What about measures of anticipated inflation? The next chart shows the breakeven rates implicit in 5-year and 10-year Treasury bond yields and TIPS yields. There's nothing much alarming in there, though there has been a modest increase recently in these breakeven rates, which are close to where they were pre-financial crisis. Keep in mind, though, that in early 2007 the fed funds rate was at 5.25%. It's now below 0.25% (with the IROR at 0.25%), so if we really think that we have to adjust downward our notion of current capacity in the US economy, this would tell us that the policy rate should be higher. This reasoning is of course predicated on pre-crisis policy being optimal. That's a leap, but you have to start somewhere.
Finally, I think that, in line with this idea, reverse repos and term deposits at the Fed are irrelevant currently. If quantitative easing (QE) is irrelevant at the margin, reverse repos and term deposits cannot make any difference either, at the margin. If the Fed does enough of those things, of course, that will make a difference. But we're talking about $1.6 trillion worth.
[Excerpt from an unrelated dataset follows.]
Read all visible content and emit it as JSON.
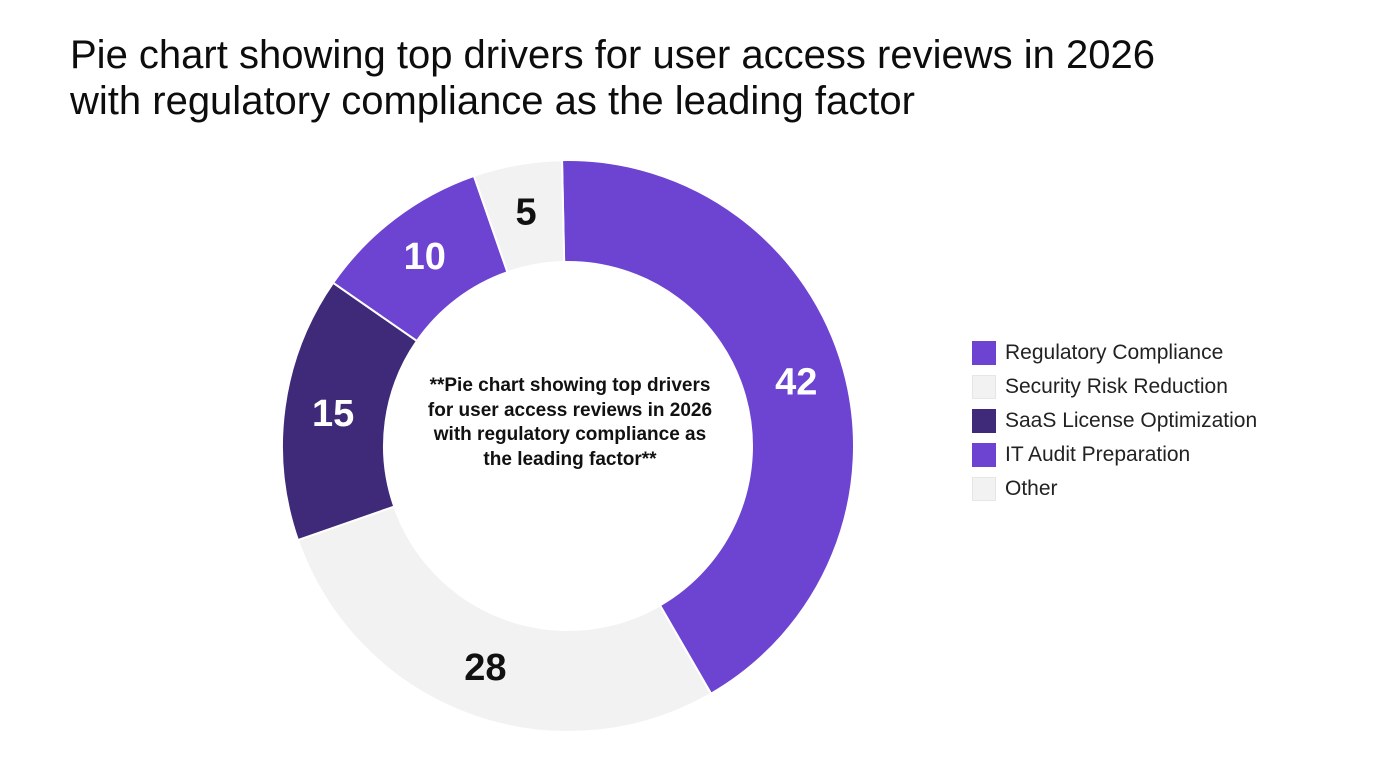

Bottom line: I think some serious inflation is coming, maybe sooner than later. The Fed thinks it can control this with reverse repos and term deposits at the Fed. No way. When will the inflation happen? In line with this post, look out for increases in house prices. The higher house prices will support more credit, both at the consumer level, and in higher-level financial arrangements. The "bubble" will grow, and support the creation of more private liquid assets, which will in turn substitute for publicly-issued liquid assets, causing the price level to rise. The Fed can control the inflation, if they want to, but only if they increase the IROR, which they are loathe to do.